His father had the disheartening experience of reporting and turning in his own son to the police.
Now, Utah's governor has said the state will prosecute the 22-year-old shooter, and possibly seek the death penalty.
Presumably, that will mean lethal injection if he is found guilty. Utah also uses a firing squad when necessary.
Why not bring back a third alternative — hanging by the neck until dead?
If a state believes it needs an additional death sentence procedure an inmate can contemplate while awaiting execution, then hanging seems appropriate.
Lethal injection takes a few painless moments and firing squads are usually a guaranteed solution, but swinging from the end of a rope is a much more ominous and mentally vivid realization of what a convicted murderer's last few moments on Earth will be like.
A reminder his life's clock will be stopping soon and no one, but himself, will hear his screams and gasps for air as the hangman's rope quickly chokes him into permanent unconsciousness.
It should be kept in mind that every one of these monsters had their free choice to do what they did. They were not forced by anyone to go out and kill. They murdered because they wanted to. It doesn't matter if their brains were broken, or hopped-up on dope or if hatred and convoluted beliefs overrode their good judgement.

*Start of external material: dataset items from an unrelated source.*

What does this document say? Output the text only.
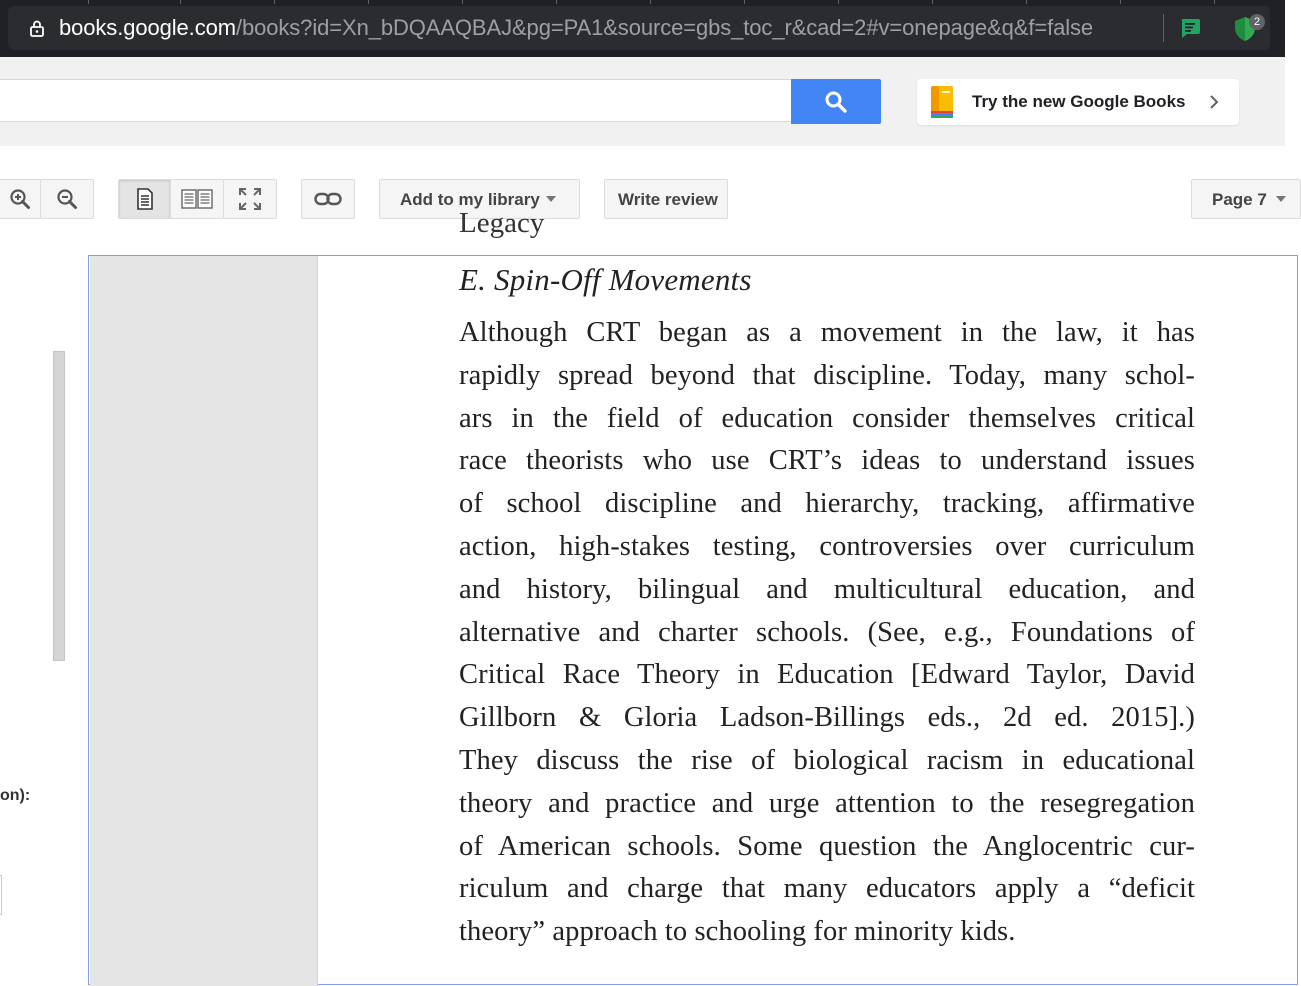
books.google.com/books?id=Xn_bDQAAQBAJ&pg=PA1&source=gbs_toc_r&cad=2#v=onepage&q&f=false	2
Try the new Google Books
Add to my library	Write review	Page 7
on):
Legacy
E. Spin-Off Movements
Although CRT began as a movement in the law, it has
rapidly spread beyond that discipline. Today, many schol-
ars in the field of education consider themselves critical
race theorists who use CRT’s ideas to understand issues
of school discipline and hierarchy, tracking, affirmative
action, high-stakes testing, controversies over curriculum
and history, bilingual and multicultural education, and
alternative and charter schools. (See, e.g., Foundations of
Critical Race Theory in Education [Edward Taylor, David
Gillborn & Gloria Ladson-Billings eds., 2d ed. 2015].)
They discuss the rise of biological racism in educational
theory and practice and urge attention to the resegregation
of American schools. Some question the Anglocentric cur-
riculum and charge that many educators apply a “deficit
theory” approach to schooling for minority kids.
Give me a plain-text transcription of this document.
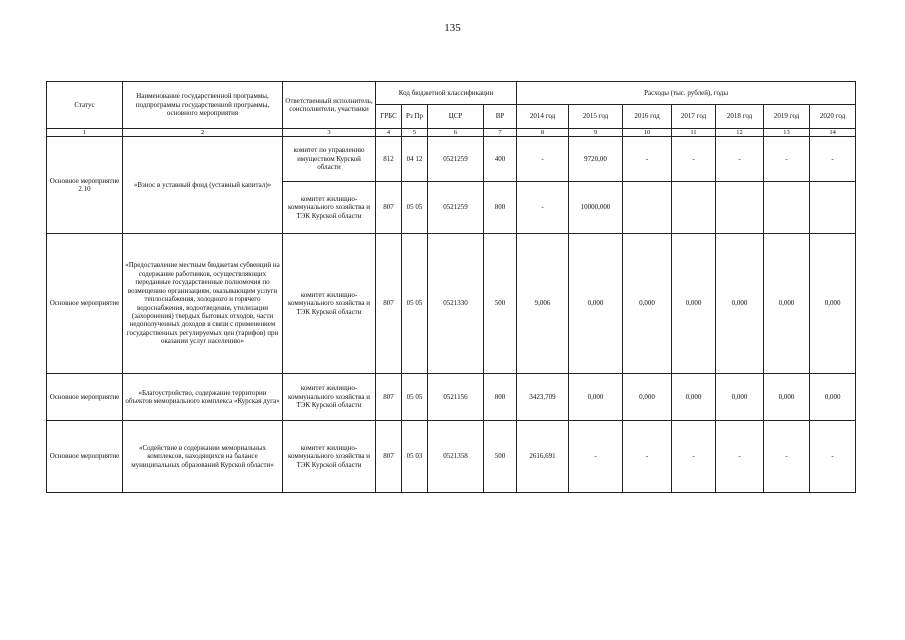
135
Статус	Наименование государственной программы, подпрограммы государственной программы, основного мероприятия	Ответственный исполнитель, соисполнители, участники	Код бюджетной классификации				Расходы (тыс. рублей), годы						
			ГРБС	Рз Пр	ЦСР	ВР	2014 год	2015 год	2016 год	2017 год	2018 год	2019 год	2020 год
1	2	3	4	5	6	7	8	9	10	11	12	13	14
Основное мероприятие 2.10	«Взнос в уставный фонд (уставный капитал)»	комитет по управлению имуществом Курской области	812	04 12	0521259	400	-	9720,00	-	-	-	-	-
		комитет жилищно-коммунального хозяйства и ТЭК Курской области	807	05 05	0521259	800	-	10000,000					
Основное мероприятие	«Предоставление местным бюджетам субвенций на содержание работников, осуществляющих переданные государственные полномочия по возмещению организациям, оказывающим услуги теплоснабжения, холодного и горячего водоснабжения, водоотведения, утилизации (захоронения) твердых бытовых отходов, части недополученных доходов в связи с применением государственных регулируемых цен (тарифов) при оказании услуг населению»	комитет жилищно-коммунального хозяйства и ТЭК Курской области	807	05 05	0521330	500	9,006	0,000	0,000	0,000	0,000	0,000	0,000
Основное мероприятие	«Благоустройство, содержание территории объектов мемориального комплекса «Курская дуга»	комитет жилищно-коммунального хозяйства и ТЭК Курской области	807	05 05	0521156	800	3423,709	0,000	0,000	0,000	0,000	0,000	0,000
Основное мероприятие	«Содействие в содержании мемориальных комплексов, находящихся на балансе муниципальных образований Курской области»	комитет жилищно-коммунального хозяйства и ТЭК Курской области	807	05 03	0521358	500	2616,691	-	-	-	-	-	-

Simple fact of the matter is they willfully and maliciously killed someone they probably didn't personally know because they thought that person needed killing.
These are not heroes — merely ignorant heathens — who believed they were on some kind of inspired mission to eradicate those who didn't agree with them or their twisted thinking.
To achieve their ambitions, it's not beyond their capacity to knife or shoot some unsuspecting citizen in cold blood. Or, a private speaker invited to a public college to discuss free speech issues, and then shot dead by a young deranged political assassin who opposed Kirk's views.
All this has done is release a whirlwind of distrust and suspicion of the sadistic antics of the ultra-left. If they can randomly kill someone who doesn't agree with them, then no one's safe.
Consequently, society needs to do what it needs to do to protect itself— put these murderous bastards down and toss them into the ground. Let people forget their names as nature rots their pathetic remains.
But before they go, maybe they can be given the choice of how they'd like to die: Lethal injection, firing squad or hanging?
Which are more options than they gave their victims.
As repeatedly mentioned throughout history, "They can kill the messenger, but they can't kill the message."
Although, the forces of evil continue to try!